The mental health gurus would, of course, take the opportunity to decry the evils of so-called “retail therapy”. I find this ironic, since those who leap to point out the futility of spending money to buy happiness will, in the same breath, applaud someone for wasting money on counseling! At least if you purchase a new blouse or bathrobe, it will not lacerate your psyche with hurtful assertions that you are not good enough and must “find strategies” to “do better”. Hence, while I do not believe buying clothing or home dcor items to be therapeutic it is at least neutral in its effect. Once cannot say the same for seeking advice from the mental health community.

Shopping itself is not at all therapeutic. In fact, it is usually frustrating and often depressing. Searching for the item I want, not finding it, and having to pay too much for it are all sources of stress I prefer to avoid. However, there is much to be said for buying something that will truly make you happy.

My husband never understood my misguided and ludicrous desire to write fiction. While I am undoubtedly without talent and could never succeed at that endeavor, my reasons for wanting to do so were pure. Books are a needed distraction, a springboard for thought, and a playground for the imagination. I remember when I was working three part time jobs, torturing myself by going to the gym, and becoming more depressed each day. All the work and exercise made my life a living hell, and I vividly remember feeling on one particular day that the only reason I had for living, the only thing I looked forward to, was the stack of X-Men novels I had yet to read. Buying those books on Amazon was a choice I will never regret, while wasting money seeing a councilor who condemned me as needing to “do better” (when I was already working three jobs and suicidal!) is a decision whose consequences haunt me to this day.

Another brilliant buy was the game Rome: Total War. Angry with my husband for being unsupportive of my quitting my hellish job (to which I would later return, to my detriment), I engaged in a behavior that would universally be ruled insane by all the fools who call themselves councilors. I purchased two games, one of which I have not had the change to play, the other being Rome: Total War.

I was directionless. While suffering burnout the previous semester (the same in which I lived only to read the X-Men novels and comics, hating every second of my work and exercise driven existence), I had been so blinded by hate that I could see nothing else. “What would that accomplish?” both my husband and the idiot councilor had asked when I mentioned quitting my nightmarish teaching job.

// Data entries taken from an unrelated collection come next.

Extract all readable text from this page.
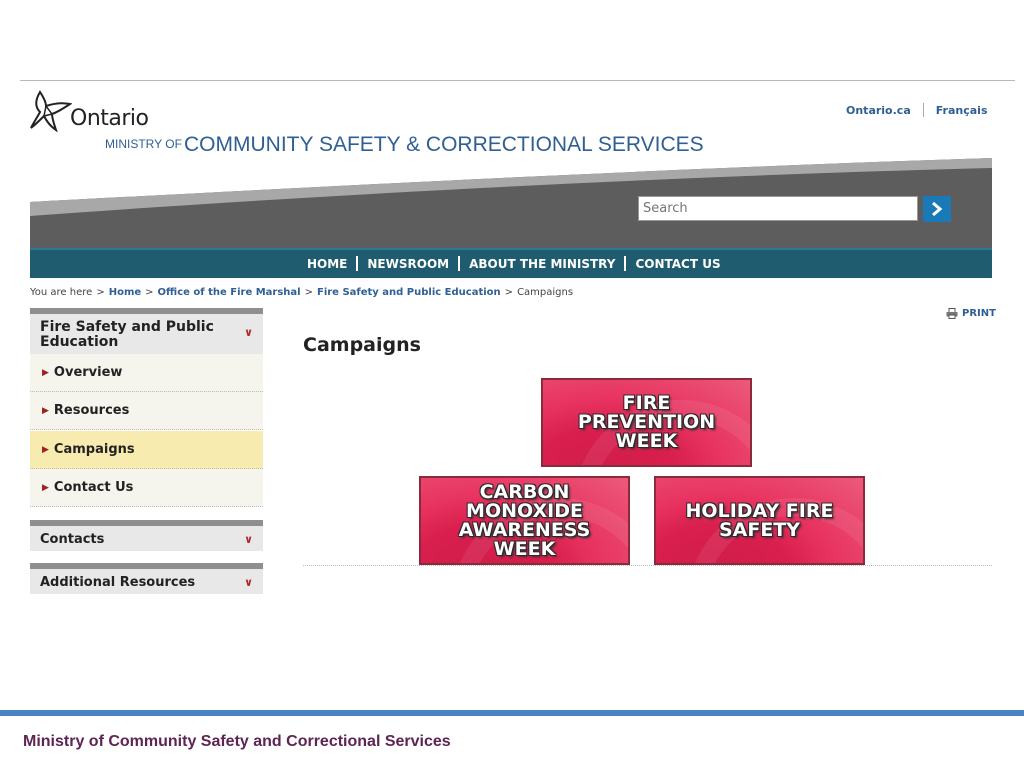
Ontario
MINISTRY OF COMMUNITY SAFETY & CORRECTIONAL SERVICES
Ontario.ca Français
Search
HOME NEWSROOM ABOUT THE MINISTRY CONTACT US
You are here > Home > Office of the Fire Marshal > Fire Safety and Public Education > Campaigns
Fire Safety and Public Education
∨
▶ Overview
▶ Resources
▶ Campaigns
▶ Contact Us
Contacts	∨
Additional Resources	∨
PRINT
Campaigns
FIRE PREVENTION WEEK
CARBON MONOXIDE AWARENESS WEEK
HOLIDAY FIRE SAFETY
Ministry of Community Safety and Correctional Services
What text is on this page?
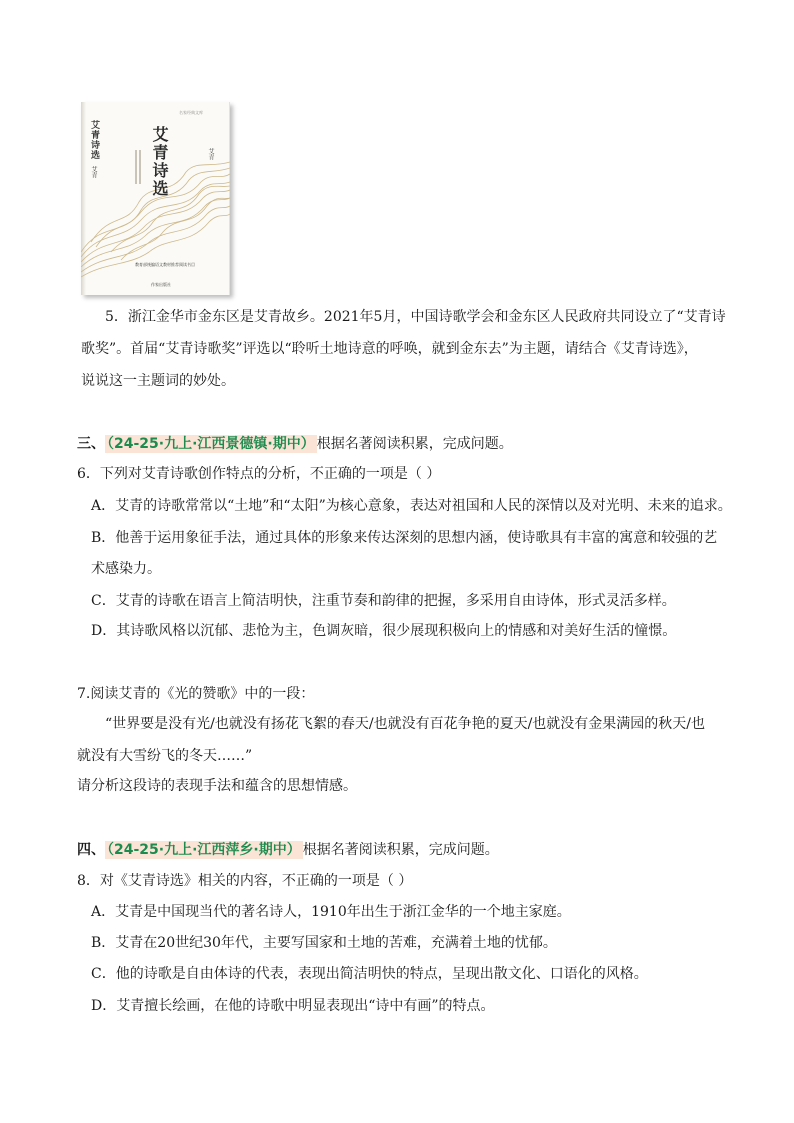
名家经典文库
艾青诗选
艾青	艾青诗选	艾青
教育部统编语文教材推荐阅读书目
作家出版社
5．浙江金华市金东区是艾青故乡。2021年5月，中国诗歌学会和金东区人民政府共同设立了“艾青诗
歌奖”。首届“艾青诗歌奖”评选以“聆听土地诗意的呼唤，就到金东去”为主题，请结合《艾青诗选》，
说说这一主题词的妙处。
三、 （24-25·九上·江西景德镇·期中） 根据名著阅读积累，完成问题。
6．下列对艾青诗歌创作特点的分析，不正确的一项是（ ）
A．艾青的诗歌常常以“土地”和“太阳”为核心意象，表达对祖国和人民的深情以及对光明、未来的追求。
B．他善于运用象征手法，通过具体的形象来传达深刻的思想内涵，使诗歌具有丰富的寓意和较强的艺
术感染力。
C．艾青的诗歌在语言上简洁明快，注重节奏和韵律的把握，多采用自由诗体，形式灵活多样。
D．其诗歌风格以沉郁、悲怆为主，色调灰暗，很少展现积极向上的情感和对美好生活的憧憬。
7.阅读艾青的《光的赞歌》中的一段：
“世界要是没有光/也就没有扬花飞絮的春天/也就没有百花争艳的夏天/也就没有金果满园的秋天/也
就没有大雪纷飞的冬天……”
请分析这段诗的表现手法和蕴含的思想情感。
四、 （24-25·九上·江西萍乡·期中） 根据名著阅读积累，完成问题。
8．对《艾青诗选》相关的内容，不正确的一项是（ ）
A．艾青是中国现当代的著名诗人，1910年出生于浙江金华的一个地主家庭。
B．艾青在20世纪30年代，主要写国家和土地的苦难，充满着土地的忧郁。
C．他的诗歌是自由体诗的代表，表现出简洁明快的特点，呈现出散文化、口语化的风格。
D．艾青擅长绘画，在他的诗歌中明显表现出“诗中有画”的特点。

How can one be expected to rattle off a series of goals and ambitions when all she sees in front of her is an endless string of days destroyed by teaching? I had no identity, really. My husband had (rightly) shown me that the one dream I had harbored was a delusional pipe-dream. The job I had once loved had become boring, and because I did not leave the moment it did, the boredom became tedium and then evolved into hate.

The game gave me an intellectual challenge, a chance to make decisions, and to prove myself right. In the game, I saw the devastating consequences when I strove for success and lost my empire as a result. I then restarted and placed economy above military, putting the well being of my cities ahead of all goals and ambitions. Flouting the assertion that I must “do better”, I chose to “do worse”, not caring if other factions had more powerful militaries or more territory. Of course those other factions failed miserably, weakening each other with their squabbling and not managing their resources for long-term success. I thus conquered the ancient world and proved that if one strives to “do better” the result will be loss and devastation.

“Money can’t buy happiness,” the saying goes. Perhaps not, but if you think carefully, you can buy something that will make a very real difference in your happiness.